In recent years, we have been exploring denoising problems, where a signal x is measured with additive noise, y=x+z. The goal is to estimate x from y. This framework is directly applicable to many areas where signals are measured in a noisy way, including in imaging systems, audio, and denoising medical data. When a statistical characterization of the input x and noise z is available, a Bayesian approach can be used. However, in many problems these statistics are unavailable, and we must use a universal approach that adapts to the data at hand. Below we describe two denoising approaches that can adapt to unknown input statistics.
Universal denoising based on context quantization and Gaussian mixture learning: Our approach is based on a universal denoiser for stationary ergodic inputs that performs context quantization; this denoiser was proposed by Sivaramakrishnan and Weissman. The key idea is to partition the stationary ergodic signal denoising problem into multiple denoising problems involving subsequences that are conditionally independent and identically distributed (i.i.d.). This denoiser has been proved to asymptotically achieve the minimum mean square error (MMSE) for signals with bounded components. We overcome the limitation of boundedness by replacing the density estimation approach of Sivaramakrishnan and Weissman with a Gaussian mixture (GM) learning algorithm. Specifically, a GM model is learned for each noisy subsequence, and we obtain an estimate of the distribution of the corresponding clean subsequence by subtracting the noise variance from each Gaussian component of the learned GM model. This density estimate is used to denoise the subequence with a standard Bayesian technique.
We have applied our universal denoiser within the approximate message passing (AMP) recovery framework for linear inverse problems, which leads to a promising universal recovery algorithm AMP-UD (AMP with a universal denoiser). A block diagram of our approach appears in the following figure.
Universality within a model class (a.k.a. the power of mixing): To estimate a parametric signal x with unknown parameters from the noisy observations y, one may first find the best parameters (i.e., via maximum likelihood (ML)) θ*, and then plug the parameters θ* into the MMSE estimator, E[x|y,θ*]. This approach is known as a plug-in denoiser. The plug-in is often useful, especially when the signal dimension is large, so that θ* is likely to match the signal well. For low dimensional problems, however, one may not have sufficient data to obtain an accurate θ*. The problem in the low dimensional setting is that we over-commit to one parameter.

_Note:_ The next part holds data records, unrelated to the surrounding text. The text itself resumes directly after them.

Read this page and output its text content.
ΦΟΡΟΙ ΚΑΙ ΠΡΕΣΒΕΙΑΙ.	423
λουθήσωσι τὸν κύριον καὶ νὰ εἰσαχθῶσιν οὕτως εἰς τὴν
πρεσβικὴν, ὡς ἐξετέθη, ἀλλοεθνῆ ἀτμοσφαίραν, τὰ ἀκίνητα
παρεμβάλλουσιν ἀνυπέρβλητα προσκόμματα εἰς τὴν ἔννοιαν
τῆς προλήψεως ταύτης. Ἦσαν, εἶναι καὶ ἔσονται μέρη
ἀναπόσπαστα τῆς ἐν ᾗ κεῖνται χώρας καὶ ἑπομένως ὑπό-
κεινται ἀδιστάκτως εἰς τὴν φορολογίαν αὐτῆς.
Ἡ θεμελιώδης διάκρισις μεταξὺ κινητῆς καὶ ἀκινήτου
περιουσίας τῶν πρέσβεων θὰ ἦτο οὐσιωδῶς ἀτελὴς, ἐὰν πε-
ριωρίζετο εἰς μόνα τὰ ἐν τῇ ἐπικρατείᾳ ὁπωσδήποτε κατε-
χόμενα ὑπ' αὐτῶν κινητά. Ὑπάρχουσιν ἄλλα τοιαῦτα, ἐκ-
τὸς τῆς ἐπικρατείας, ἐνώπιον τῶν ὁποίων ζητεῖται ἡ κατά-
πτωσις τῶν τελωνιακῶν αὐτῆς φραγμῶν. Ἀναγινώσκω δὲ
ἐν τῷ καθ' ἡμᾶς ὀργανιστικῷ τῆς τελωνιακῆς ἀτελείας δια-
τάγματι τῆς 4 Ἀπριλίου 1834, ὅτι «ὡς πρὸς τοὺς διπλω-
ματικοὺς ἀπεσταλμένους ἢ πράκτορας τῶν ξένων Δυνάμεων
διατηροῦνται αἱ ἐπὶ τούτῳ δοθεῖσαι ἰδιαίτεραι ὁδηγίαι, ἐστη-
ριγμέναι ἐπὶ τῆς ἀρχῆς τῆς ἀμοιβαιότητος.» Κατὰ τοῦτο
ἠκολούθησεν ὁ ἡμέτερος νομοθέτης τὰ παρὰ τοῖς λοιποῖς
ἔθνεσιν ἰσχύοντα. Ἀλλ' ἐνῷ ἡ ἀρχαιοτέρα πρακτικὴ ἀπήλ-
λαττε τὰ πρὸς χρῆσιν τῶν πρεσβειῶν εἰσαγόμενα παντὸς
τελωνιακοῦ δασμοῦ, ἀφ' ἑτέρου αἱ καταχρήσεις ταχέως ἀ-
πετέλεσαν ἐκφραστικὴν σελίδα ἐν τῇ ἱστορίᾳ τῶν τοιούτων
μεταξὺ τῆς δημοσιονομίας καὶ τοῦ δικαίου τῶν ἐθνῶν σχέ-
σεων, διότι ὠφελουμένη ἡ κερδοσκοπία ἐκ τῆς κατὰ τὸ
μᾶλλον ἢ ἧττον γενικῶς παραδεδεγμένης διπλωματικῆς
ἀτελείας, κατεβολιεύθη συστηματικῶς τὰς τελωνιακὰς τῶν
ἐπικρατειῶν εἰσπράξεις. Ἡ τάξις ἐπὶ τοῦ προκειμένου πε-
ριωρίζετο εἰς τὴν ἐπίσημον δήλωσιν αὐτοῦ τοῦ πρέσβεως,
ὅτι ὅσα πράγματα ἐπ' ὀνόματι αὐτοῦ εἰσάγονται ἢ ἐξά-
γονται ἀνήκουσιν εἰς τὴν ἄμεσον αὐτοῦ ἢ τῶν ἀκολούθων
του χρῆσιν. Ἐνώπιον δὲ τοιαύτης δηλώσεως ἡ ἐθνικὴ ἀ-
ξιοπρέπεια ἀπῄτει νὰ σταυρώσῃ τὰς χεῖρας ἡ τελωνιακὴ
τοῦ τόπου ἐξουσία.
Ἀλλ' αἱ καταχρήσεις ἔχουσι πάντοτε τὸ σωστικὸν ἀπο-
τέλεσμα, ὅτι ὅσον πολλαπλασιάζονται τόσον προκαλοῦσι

To address this challenge, we propose a mixture denoiser (MixD), x̂ = ∫ E[x|y,θ] p(θ|y) dθ, which mixes over the MMSE estimators w.r.t. each possible θ, where the mixing probability is the posterior of θ. The following figure compares the excess mean square error (MSE) of MixD beyond that of the plug-in as a function of the signal dimension N, where the input signal is Bernoulli distributed. It can be seen that MixD has lower excess MSE than the plug-in for small N, and the advantage vanishes as N grows. Both MixD and the plug-in approach the MMSE for large N.